Leila diz que os fatos foram outros:
— Não me lembro de tê-lo chamado de demônio. Acho que ele é mau. Enquanto não me bateu, não sossegou. A missão dele naquele dia era dar soco em alguém. Fui eu a vítima. Tanto é que ele foi tranquilamente para o pátio contar o feito para os amigos. Não acredito que ele estivesse surtado ou drogado. Chamei a ronda escolar, e ele foi conduzido pela Guarda Municipal.
O que teria enfurecido o adolescente, que estuda lá desde 2011, foi ser chamado de demônio. É assim que a mãe dele se refere ao pai, pedreiro desemprego, que tem problemas “nos nervos” e toma remédios com tarja preta diariamente. Depois que o filho foi levado para a 24ª DP (Piedade) para se explicar, a mãe teria pegado alguns comprimidos do marido para se acalmar.
Com 23 anos de magistério no município, Leila, que já atuou como professora, coordenadora pedagógica e gerente de uma Coordenadoria Regional de Educação, enfrentou situações delicadas em outras escolas. Numa ocasião, precisou chamar a atenção de uma aluno que ameaçara uma funcionária:
— O aluno disse à merendeira: “Cuidado que você pode acordar com a boca cheia de formiga”. Aí eu o chamei e falei: “Você sabe rezar? Então reza para não cair sequer um cisco no olho dela, porque, se isso acontecer, vai cair na sua conta”. Ele alegou que era brincadeira.
Numa escola do Complexo do Alemão, Leila teve que se deitar no chão por causa de um tiroteio na comunidade. Era comum, às segundas-feiras, antes das UPPs na região, as professoras recolherem uma sacola com projéteis que caíam dentro do colégio.
Na João Kopke desde 2009, Leila orgulha-se de ter mudado o ambiente da escola, o que fez com que o colégio, de 300 alunos, pulasse para 700.

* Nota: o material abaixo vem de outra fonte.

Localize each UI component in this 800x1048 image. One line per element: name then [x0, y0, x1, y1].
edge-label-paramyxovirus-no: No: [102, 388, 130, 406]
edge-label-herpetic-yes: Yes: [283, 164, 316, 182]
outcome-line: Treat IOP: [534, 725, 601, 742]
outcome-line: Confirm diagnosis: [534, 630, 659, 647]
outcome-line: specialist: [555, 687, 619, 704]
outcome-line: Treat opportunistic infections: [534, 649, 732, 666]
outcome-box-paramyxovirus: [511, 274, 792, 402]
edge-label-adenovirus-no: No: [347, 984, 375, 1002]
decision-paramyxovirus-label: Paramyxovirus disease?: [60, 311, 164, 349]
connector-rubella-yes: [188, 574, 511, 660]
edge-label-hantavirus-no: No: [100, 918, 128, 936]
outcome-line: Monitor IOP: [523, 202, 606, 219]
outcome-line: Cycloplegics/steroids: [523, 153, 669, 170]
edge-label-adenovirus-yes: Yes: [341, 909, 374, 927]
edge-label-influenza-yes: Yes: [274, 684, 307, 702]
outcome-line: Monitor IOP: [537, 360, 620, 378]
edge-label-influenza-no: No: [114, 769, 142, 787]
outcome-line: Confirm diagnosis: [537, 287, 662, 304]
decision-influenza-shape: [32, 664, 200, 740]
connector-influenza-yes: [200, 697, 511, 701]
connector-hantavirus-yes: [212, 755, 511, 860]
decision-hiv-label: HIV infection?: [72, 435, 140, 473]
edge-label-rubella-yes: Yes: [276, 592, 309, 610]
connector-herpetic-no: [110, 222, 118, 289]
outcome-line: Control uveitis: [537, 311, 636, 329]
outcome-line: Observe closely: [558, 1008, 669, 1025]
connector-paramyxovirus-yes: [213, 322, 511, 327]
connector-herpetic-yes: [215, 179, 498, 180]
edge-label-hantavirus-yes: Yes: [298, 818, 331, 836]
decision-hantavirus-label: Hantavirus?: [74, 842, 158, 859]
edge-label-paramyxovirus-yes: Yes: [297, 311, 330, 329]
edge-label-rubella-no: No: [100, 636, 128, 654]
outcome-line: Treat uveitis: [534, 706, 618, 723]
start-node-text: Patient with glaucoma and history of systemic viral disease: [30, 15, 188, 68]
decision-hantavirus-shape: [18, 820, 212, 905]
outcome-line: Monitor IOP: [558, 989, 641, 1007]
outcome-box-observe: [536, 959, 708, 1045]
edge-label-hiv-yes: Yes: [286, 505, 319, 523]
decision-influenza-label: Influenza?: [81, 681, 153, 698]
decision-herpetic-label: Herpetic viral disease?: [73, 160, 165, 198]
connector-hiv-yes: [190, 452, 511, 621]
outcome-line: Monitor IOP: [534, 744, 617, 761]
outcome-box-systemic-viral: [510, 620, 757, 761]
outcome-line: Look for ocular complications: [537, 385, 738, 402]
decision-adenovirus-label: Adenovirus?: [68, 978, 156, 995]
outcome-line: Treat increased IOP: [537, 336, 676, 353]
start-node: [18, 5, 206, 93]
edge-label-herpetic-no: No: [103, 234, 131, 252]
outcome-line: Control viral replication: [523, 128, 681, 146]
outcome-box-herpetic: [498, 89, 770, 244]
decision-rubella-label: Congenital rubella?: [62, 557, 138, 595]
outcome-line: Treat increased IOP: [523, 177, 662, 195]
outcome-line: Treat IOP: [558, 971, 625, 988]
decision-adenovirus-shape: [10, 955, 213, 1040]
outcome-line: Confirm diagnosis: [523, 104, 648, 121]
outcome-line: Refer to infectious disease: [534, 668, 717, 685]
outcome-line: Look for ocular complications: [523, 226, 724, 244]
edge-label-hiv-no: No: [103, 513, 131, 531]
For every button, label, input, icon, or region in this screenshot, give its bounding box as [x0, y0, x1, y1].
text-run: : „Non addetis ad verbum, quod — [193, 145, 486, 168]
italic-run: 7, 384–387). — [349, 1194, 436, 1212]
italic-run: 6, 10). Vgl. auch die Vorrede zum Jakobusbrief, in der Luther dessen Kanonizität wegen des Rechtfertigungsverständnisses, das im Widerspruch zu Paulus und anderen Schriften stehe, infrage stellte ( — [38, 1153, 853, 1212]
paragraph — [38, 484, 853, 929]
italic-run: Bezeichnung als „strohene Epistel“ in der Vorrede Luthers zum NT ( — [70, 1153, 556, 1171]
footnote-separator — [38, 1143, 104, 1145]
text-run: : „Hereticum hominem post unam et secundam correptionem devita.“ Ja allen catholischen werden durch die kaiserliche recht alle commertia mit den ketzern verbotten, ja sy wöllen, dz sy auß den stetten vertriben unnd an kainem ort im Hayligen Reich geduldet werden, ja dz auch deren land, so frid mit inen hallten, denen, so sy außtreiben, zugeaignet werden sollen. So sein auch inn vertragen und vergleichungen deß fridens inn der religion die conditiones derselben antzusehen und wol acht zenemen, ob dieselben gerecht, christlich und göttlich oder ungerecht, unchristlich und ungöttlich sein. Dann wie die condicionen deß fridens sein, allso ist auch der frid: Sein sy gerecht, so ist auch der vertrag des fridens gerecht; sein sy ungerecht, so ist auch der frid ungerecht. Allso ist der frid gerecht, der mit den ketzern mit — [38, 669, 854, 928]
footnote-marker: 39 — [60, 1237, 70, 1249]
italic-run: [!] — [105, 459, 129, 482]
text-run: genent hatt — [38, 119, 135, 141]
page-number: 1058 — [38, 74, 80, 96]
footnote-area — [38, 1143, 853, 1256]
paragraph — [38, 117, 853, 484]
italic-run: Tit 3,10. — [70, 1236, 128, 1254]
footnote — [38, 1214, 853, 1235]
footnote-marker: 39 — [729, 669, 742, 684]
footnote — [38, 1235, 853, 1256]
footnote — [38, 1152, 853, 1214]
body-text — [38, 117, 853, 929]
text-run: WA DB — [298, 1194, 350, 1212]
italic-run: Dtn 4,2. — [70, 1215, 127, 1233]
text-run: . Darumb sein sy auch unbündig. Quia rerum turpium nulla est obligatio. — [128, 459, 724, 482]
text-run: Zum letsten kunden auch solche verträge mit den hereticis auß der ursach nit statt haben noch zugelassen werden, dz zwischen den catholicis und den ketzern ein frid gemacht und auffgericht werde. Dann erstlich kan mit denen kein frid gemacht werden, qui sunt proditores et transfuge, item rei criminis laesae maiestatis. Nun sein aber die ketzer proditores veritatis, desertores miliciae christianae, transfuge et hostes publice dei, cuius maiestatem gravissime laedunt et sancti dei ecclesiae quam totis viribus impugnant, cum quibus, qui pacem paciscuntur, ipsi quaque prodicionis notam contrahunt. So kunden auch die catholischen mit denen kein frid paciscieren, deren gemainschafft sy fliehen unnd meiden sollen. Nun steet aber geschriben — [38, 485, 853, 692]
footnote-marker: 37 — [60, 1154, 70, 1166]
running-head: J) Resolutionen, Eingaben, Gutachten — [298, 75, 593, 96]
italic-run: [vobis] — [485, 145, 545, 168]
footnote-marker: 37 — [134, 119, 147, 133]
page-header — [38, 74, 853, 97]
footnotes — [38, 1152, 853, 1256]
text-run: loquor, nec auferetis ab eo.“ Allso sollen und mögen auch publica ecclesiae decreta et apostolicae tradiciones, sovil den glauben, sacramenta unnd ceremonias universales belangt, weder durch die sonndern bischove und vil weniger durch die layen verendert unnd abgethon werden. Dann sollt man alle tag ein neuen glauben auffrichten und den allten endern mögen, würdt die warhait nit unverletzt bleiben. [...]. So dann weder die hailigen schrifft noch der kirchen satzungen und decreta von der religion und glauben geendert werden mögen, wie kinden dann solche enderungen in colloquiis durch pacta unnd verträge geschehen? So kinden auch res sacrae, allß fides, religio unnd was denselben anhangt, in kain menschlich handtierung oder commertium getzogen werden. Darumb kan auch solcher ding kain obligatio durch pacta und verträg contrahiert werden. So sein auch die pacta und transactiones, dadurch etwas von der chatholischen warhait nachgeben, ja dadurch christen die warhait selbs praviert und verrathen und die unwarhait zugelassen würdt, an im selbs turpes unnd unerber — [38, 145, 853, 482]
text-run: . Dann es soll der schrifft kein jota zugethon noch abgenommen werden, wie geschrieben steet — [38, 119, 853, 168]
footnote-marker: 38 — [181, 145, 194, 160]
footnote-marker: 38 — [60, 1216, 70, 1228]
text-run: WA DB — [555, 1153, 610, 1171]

— Conheço cada aluno pelo nome e, quando percebo tentativa de abuso, falo: “Eu jogo bola com você na Paquequer (rua da região)? Então não sou sua colega”. Eles precisam saber seus limites.
Dessa forma, a diretora não se conforma com o fato de o jovem não ter ido à Vara da Infância e Adolescência até o dia 22, como estava marcado:
— Eu gostaria que ele cumprisse uma medida socioeducativa. A mãe acha que é simples ele ter socado alguém.
Sem dinheiro para o ônibus, a mãe do adolescente conta que não pôde levar o filho, que não tem o nome do pai registrado na certidão de nascimento.
— Vou segunda-feira (amanhã). Se não conseguir o dinheiro da passagem, vou ter que pedir ao tráfico — diz ela.
O jovem nega ter rido da diretora, como ela alega. E completa:
— Estou até arrependido porque agredi a diretora, uma mulher. Não gosto de fazer isso. Mas daí a falarem que eu vou entrar para a vida do crime... Isso nunca vai acontecer — garantiu ele, embora tenha ficado mais conhecido no Morro do Urubu, ganhando a simpatia dos traficantes por ter enfrentado a diretora.